NHK大河ドラマ「光る君へ」で注目が集まる紫式部が「源氏物語」を書き上げた和紙は何だったのか-。元多可町長の戸田善規さん(71)=多可町加美区=が、その謎に迫った著作「紫式部が愛した紙」(スタブロブックス)を7月末に発刊する。戸田さんが導き出したかった結論は多可町の「杉原紙」。大正期にいったん途絶え、復活した県伝統工芸品の手すき和紙だ。さて、戸田さんはその結論までたどり着けたのか。(小西隆久)
戸田さんは国会議員の公設秘書や旧加美町議などを経て2000年、旧加美町長に就任。2005年からは、旧中、加美、八千代の3町合併でできた多可町の町長を3期12年務めた。

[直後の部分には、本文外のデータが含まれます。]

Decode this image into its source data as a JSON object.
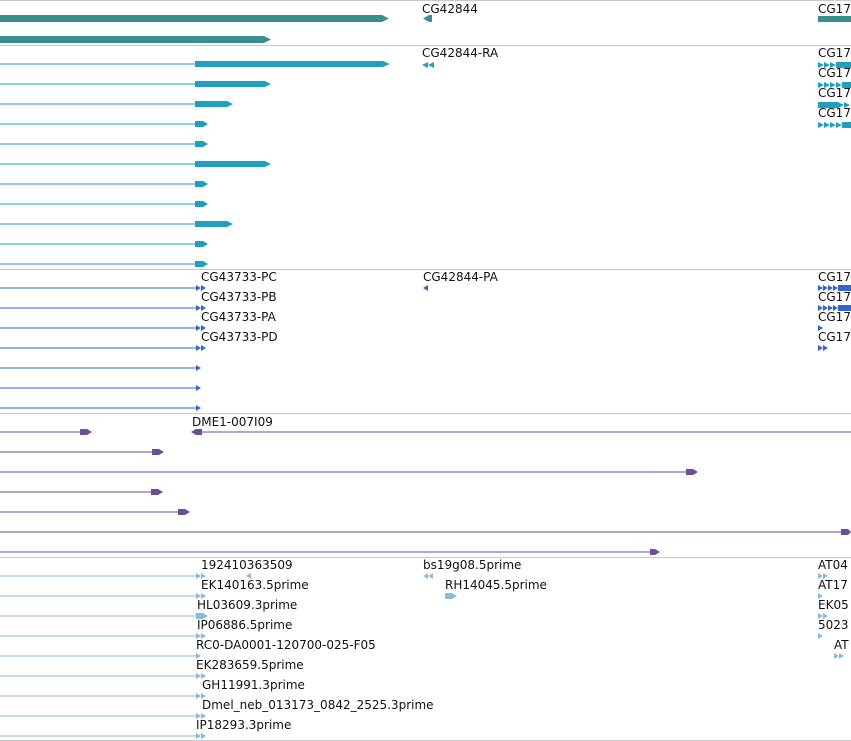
{
  "colors": {
    "gene": "#3a8e8e",
    "transcript": "#1fa0bf",
    "protein": "#3366cc",
    "est_alignment": "#6a4f9c",
    "est_read": "#88bbe0",
    "separator": "#c9c9c9"
  },
  "tracks": [
    {
      "id": "genes",
      "labels": [
        "CG42844",
        "CG17"
      ]
    },
    {
      "id": "transcripts",
      "labels": [
        "CG42844-RA",
        "CG17",
        "CG17",
        "CG17",
        "CG17"
      ]
    },
    {
      "id": "proteins",
      "labels": [
        "CG43733-PC",
        "CG43733-PB",
        "CG43733-PA",
        "CG43733-PD",
        "CG42844-PA",
        "CG17",
        "CG17",
        "CG17",
        "CG17"
      ]
    },
    {
      "id": "alignments",
      "labels": [
        "DME1-007I09"
      ]
    },
    {
      "id": "est_reads",
      "labels": [
        "192410363509",
        "EK140163.5prime",
        "HL03609.3prime",
        "IP06886.5prime",
        "RC0-DA0001-120700-025-F05",
        "EK283659.5prime",
        "GH11991.3prime",
        "Dmel_neb_013173_0842_2525.3prime",
        "IP18293.3prime",
        "bs19g08.5prime",
        "RH14045.5prime",
        "AT04",
        "AT17",
        "EK05",
        "5023",
        "AT"
      ]
    }
  ]
}
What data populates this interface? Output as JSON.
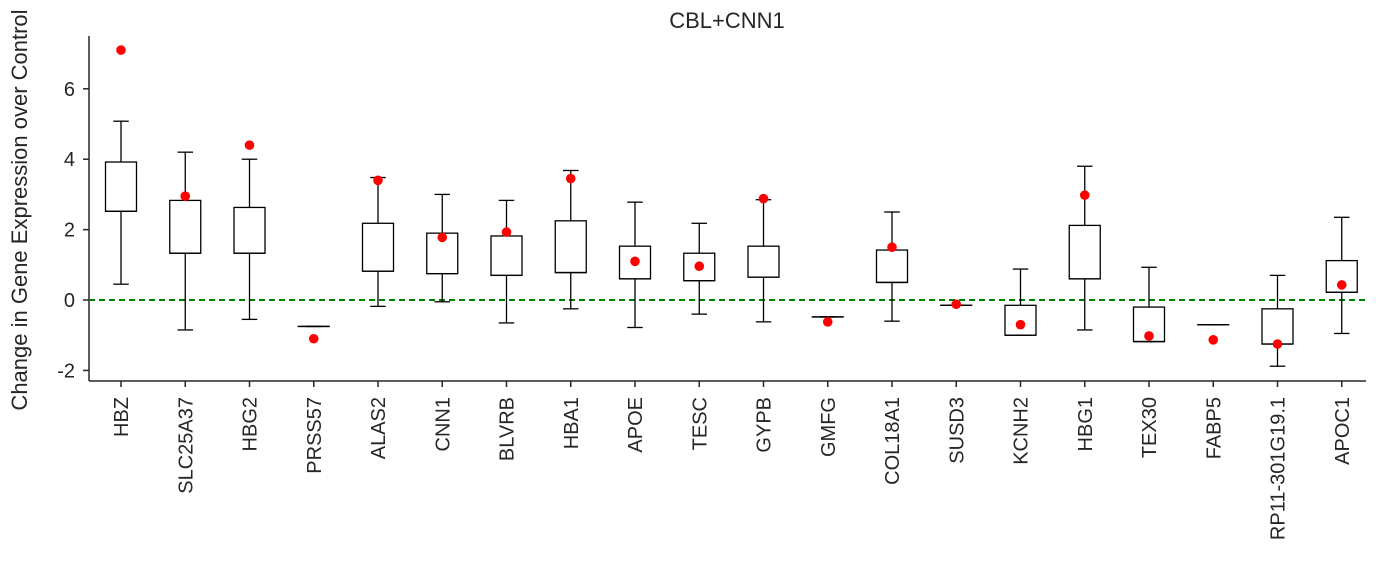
{
  "chart_data": {
    "type": "box",
    "title": "CBL+CNN1",
    "xlabel": "",
    "ylabel": "Change in Gene Expression over Control",
    "ylim": [
      -2.3,
      7.5
    ],
    "yticks": [
      -2,
      0,
      2,
      4,
      6
    ],
    "reference_line": {
      "y": 0,
      "color": "#008000",
      "style": "dashed"
    },
    "categories": [
      "HBZ",
      "SLC25A37",
      "HBG2",
      "PRSS57",
      "ALAS2",
      "CNN1",
      "BLVRB",
      "HBA1",
      "APOE",
      "TESC",
      "GYPB",
      "GMFG",
      "COL18A1",
      "SUSD3",
      "KCNH2",
      "HBG1",
      "TEX30",
      "FABP5",
      "RP11-301G19.1",
      "APOC1"
    ],
    "boxes": [
      {
        "whislo": 0.45,
        "q1": 2.52,
        "med": 2.52,
        "q3": 3.92,
        "whishi": 5.08
      },
      {
        "whislo": -0.85,
        "q1": 1.33,
        "med": 1.33,
        "q3": 2.83,
        "whishi": 4.2
      },
      {
        "whislo": -0.55,
        "q1": 1.33,
        "med": 1.33,
        "q3": 2.63,
        "whishi": 4.0
      },
      {
        "whislo": -0.75,
        "q1": -0.75,
        "med": -0.75,
        "q3": -0.75,
        "whishi": -0.75
      },
      {
        "whislo": -0.18,
        "q1": 0.82,
        "med": 0.82,
        "q3": 2.18,
        "whishi": 3.48
      },
      {
        "whislo": -0.05,
        "q1": 0.75,
        "med": 0.75,
        "q3": 1.9,
        "whishi": 3.0
      },
      {
        "whislo": -0.65,
        "q1": 0.7,
        "med": 0.7,
        "q3": 1.82,
        "whishi": 2.83
      },
      {
        "whislo": -0.25,
        "q1": 0.78,
        "med": 0.78,
        "q3": 2.25,
        "whishi": 3.68
      },
      {
        "whislo": -0.78,
        "q1": 0.6,
        "med": 0.6,
        "q3": 1.53,
        "whishi": 2.78
      },
      {
        "whislo": -0.4,
        "q1": 0.55,
        "med": 0.55,
        "q3": 1.33,
        "whishi": 2.18
      },
      {
        "whislo": -0.62,
        "q1": 0.65,
        "med": 0.65,
        "q3": 1.53,
        "whishi": 2.85
      },
      {
        "whislo": -0.48,
        "q1": -0.48,
        "med": -0.48,
        "q3": -0.48,
        "whishi": -0.48
      },
      {
        "whislo": -0.6,
        "q1": 0.5,
        "med": 0.5,
        "q3": 1.42,
        "whishi": 2.5
      },
      {
        "whislo": -0.15,
        "q1": -0.15,
        "med": -0.15,
        "q3": -0.15,
        "whishi": -0.15
      },
      {
        "whislo": -1.0,
        "q1": -1.0,
        "med": -1.0,
        "q3": -0.15,
        "whishi": 0.88
      },
      {
        "whislo": -0.85,
        "q1": 0.6,
        "med": 0.6,
        "q3": 2.12,
        "whishi": 3.8
      },
      {
        "whislo": -1.18,
        "q1": -1.18,
        "med": -1.18,
        "q3": -0.2,
        "whishi": 0.93
      },
      {
        "whislo": -0.7,
        "q1": -0.7,
        "med": -0.7,
        "q3": -0.7,
        "whishi": -0.7
      },
      {
        "whislo": -1.88,
        "q1": -1.25,
        "med": -1.25,
        "q3": -0.25,
        "whishi": 0.7
      },
      {
        "whislo": -0.95,
        "q1": 0.22,
        "med": 0.22,
        "q3": 1.12,
        "whishi": 2.35
      }
    ],
    "points": [
      7.1,
      2.95,
      4.4,
      -1.1,
      3.4,
      1.78,
      1.93,
      3.45,
      1.1,
      0.96,
      2.88,
      -0.62,
      1.5,
      -0.12,
      -0.7,
      2.98,
      -1.02,
      -1.13,
      -1.25,
      0.43
    ],
    "point_color": "#ff0000",
    "grid": false,
    "legend": "none"
  }
}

退職後は和紙博物館「寿岳文庫」(多可町加美区)で語り部ボランティアを務める。「このままでは杉原紙の歴史が絶えてしまう」と危機感を募らせ、魅力と価値を広く伝えたいと考えていたところ、紫式部を主人公とするNHK大河ドラマが始まることを知った。
「紫式部が源氏物語を書いたのが杉原紙だと証明できれば、注目が集まるに違いない」。源氏物語の原本は残っていないため、特定はできないが「文献などから当時の時代背景を探り、書かれた紙を読み解くことができるのでは」と調査に取りかかった。